J.C. has wanted to take her General Educational Development test since December. A learning disability has sometimes made school work tough, but the 19-year-old Bronx resident felt certain that with a few accommodations–some extra time to take the test and a calculator to help with the math–she would pass, and with her new degree find a job. So she applied with the state Department of Education to schedule the exam, and waited. And waited. And waited.
In May, she finally heard back, and was told she needed more forms. J.C. reapplied, and as of Friday she still did not have a test date.
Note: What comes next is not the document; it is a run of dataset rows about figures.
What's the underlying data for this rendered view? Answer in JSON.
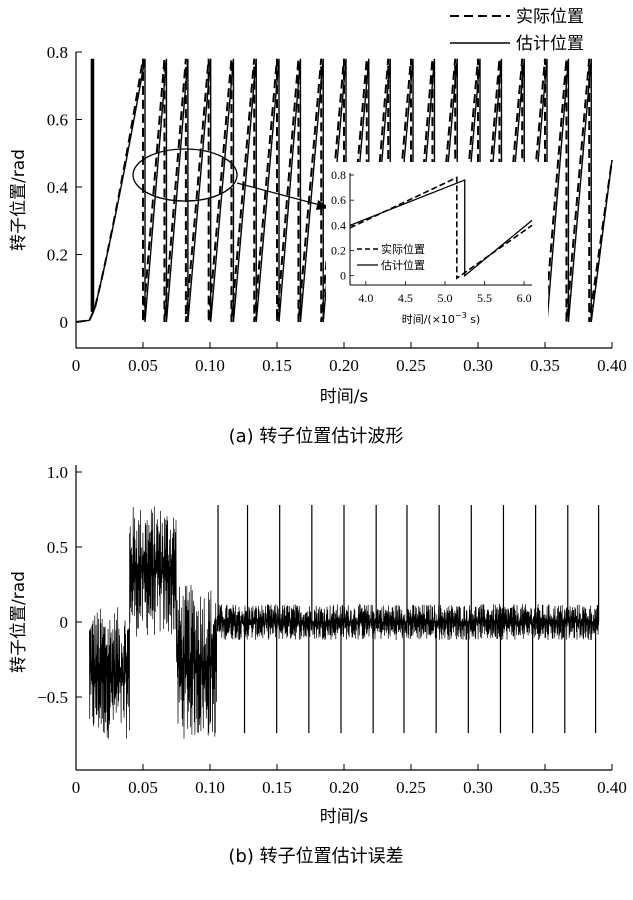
{
  "chart_data": [
    {
      "type": "line",
      "title": "",
      "xlabel": "时间/s",
      "ylabel": "转子位置/rad",
      "xlim": [
        0,
        0.4
      ],
      "ylim": [
        0,
        0.8
      ],
      "x_ticks": [
        "0",
        "0.05",
        "0.10",
        "0.15",
        "0.20",
        "0.25",
        "0.30",
        "0.35",
        "0.40"
      ],
      "y_ticks": [
        "0",
        "0.2",
        "0.4",
        "0.6",
        "0.8"
      ],
      "legend_position": "top-right",
      "series": [
        {
          "name": "实际位置",
          "style": "dashed",
          "color": "#000000",
          "description_points": [
            [
              0,
              0
            ],
            [
              0.01,
              0.02
            ],
            [
              0.05,
              0.78
            ],
            [
              0.051,
              0
            ],
            [
              0.065,
              0.78
            ],
            [
              0.066,
              0
            ],
            [
              0.4,
              0.48
            ]
          ]
        },
        {
          "name": "估计位置",
          "style": "solid",
          "color": "#000000",
          "description_points": [
            [
              0,
              0
            ],
            [
              0.01,
              0.02
            ],
            [
              0.05,
              0.78
            ],
            [
              0.051,
              0
            ],
            [
              0.065,
              0.78
            ],
            [
              0.066,
              0
            ],
            [
              0.4,
              0.48
            ]
          ]
        }
      ],
      "sawtooth_wraps_x": [
        0.05,
        0.066,
        0.082,
        0.099,
        0.116,
        0.133,
        0.15,
        0.166,
        0.183,
        0.2,
        0.217,
        0.233,
        0.25,
        0.266,
        0.283,
        0.3,
        0.316,
        0.333,
        0.35,
        0.366,
        0.383
      ],
      "inset": {
        "xlabel": "时间/(×10⁻³ s)",
        "xlabel_parts": {
          "prefix": "时间/(×10",
          "exp": "−3",
          "suffix": " s)"
        },
        "x_ticks": [
          "4.0",
          "4.5",
          "5.0",
          "5.5",
          "6.0"
        ],
        "y_ticks": [
          "0",
          "0.2",
          "0.4",
          "0.6",
          "0.8"
        ],
        "xlim": [
          3.8,
          6.1
        ],
        "ylim": [
          -0.05,
          0.8
        ],
        "legend": [
          "实际位置",
          "估计位置"
        ],
        "actual": [
          [
            3.8,
            0.38
          ],
          [
            5.15,
            0.78
          ],
          [
            5.15,
            -0.02
          ],
          [
            6.1,
            0.4
          ]
        ],
        "estimated": [
          [
            3.8,
            0.4
          ],
          [
            5.25,
            0.76
          ],
          [
            5.25,
            0.0
          ],
          [
            6.1,
            0.44
          ]
        ]
      },
      "caption": "(a) 转子位置估计波形"
    },
    {
      "type": "line",
      "title": "",
      "xlabel": "时间/s",
      "ylabel": "转子位置/rad",
      "xlim": [
        0,
        0.4
      ],
      "ylim": [
        -1.0,
        1.0
      ],
      "x_ticks": [
        "0",
        "0.05",
        "0.10",
        "0.15",
        "0.20",
        "0.25",
        "0.30",
        "0.35",
        "0.40"
      ],
      "y_ticks": [
        "1.0",
        "0.5",
        "0",
        "−0.5"
      ],
      "series": [
        {
          "name": "",
          "style": "solid",
          "color": "#000000",
          "ranges": [
            {
              "x": [
                0.01,
                0.04
              ],
              "y": [
                -0.78,
                0.1
              ]
            },
            {
              "x": [
                0.04,
                0.075
              ],
              "y": [
                -0.1,
                0.78
              ]
            },
            {
              "x": [
                0.075,
                0.105
              ],
              "y": [
                -0.78,
                0.25
              ]
            },
            {
              "x": [
                0.105,
                0.39
              ],
              "y": [
                -0.12,
                0.12
              ]
            }
          ],
          "spikes_x": [
            0.106,
            0.128,
            0.152,
            0.176,
            0.2,
            0.224,
            0.247,
            0.271,
            0.295,
            0.319,
            0.343,
            0.367,
            0.39
          ],
          "spike_amplitude": 0.78
        }
      ],
      "caption": "(b) 转子位置估计误差"
    }
  ]
}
Last week, Advocates for Children, a non-profit youth advocacy group, filed a lawsuit in federal court in Brooklyn on behalf of J.C. and two other New Yorkers with disabilities who have been waiting as long as two years for the state to schedule their GED. Charging the Department of Education with violating the Americans with Disabilities Act, AFC asked that the court order the state to immediately schedule tests for its plaintiffs and to implement policy changes to prevent further scheduling delays. According to AFC, more than 950 students with disabilities statewide are now waiting for their exams to be scheduled. “Instead of the state helping these kids, they’re forcing them to put their lives on hold,” said Jill Chaifetz, AFC’s executive director.
Students with disabilities often seek special accommodations when taking standardized tests like the GED, SAT and state Regents: paraplegics, for instance, need voice recognition technology, while the learning-disabled need more time.
The Department of Education would not comment on the case, saying it had not had enough time to study the suit. But advocates hope the judge will enforce the letter of the law. “Delays in receiving federally required accommodations are unacceptable,” said James Wendorf, the executive director of the Manhattan-based National Center for Learning Disabilities. “We can’t expect students to perform successfully if we deny them access to the right tools.”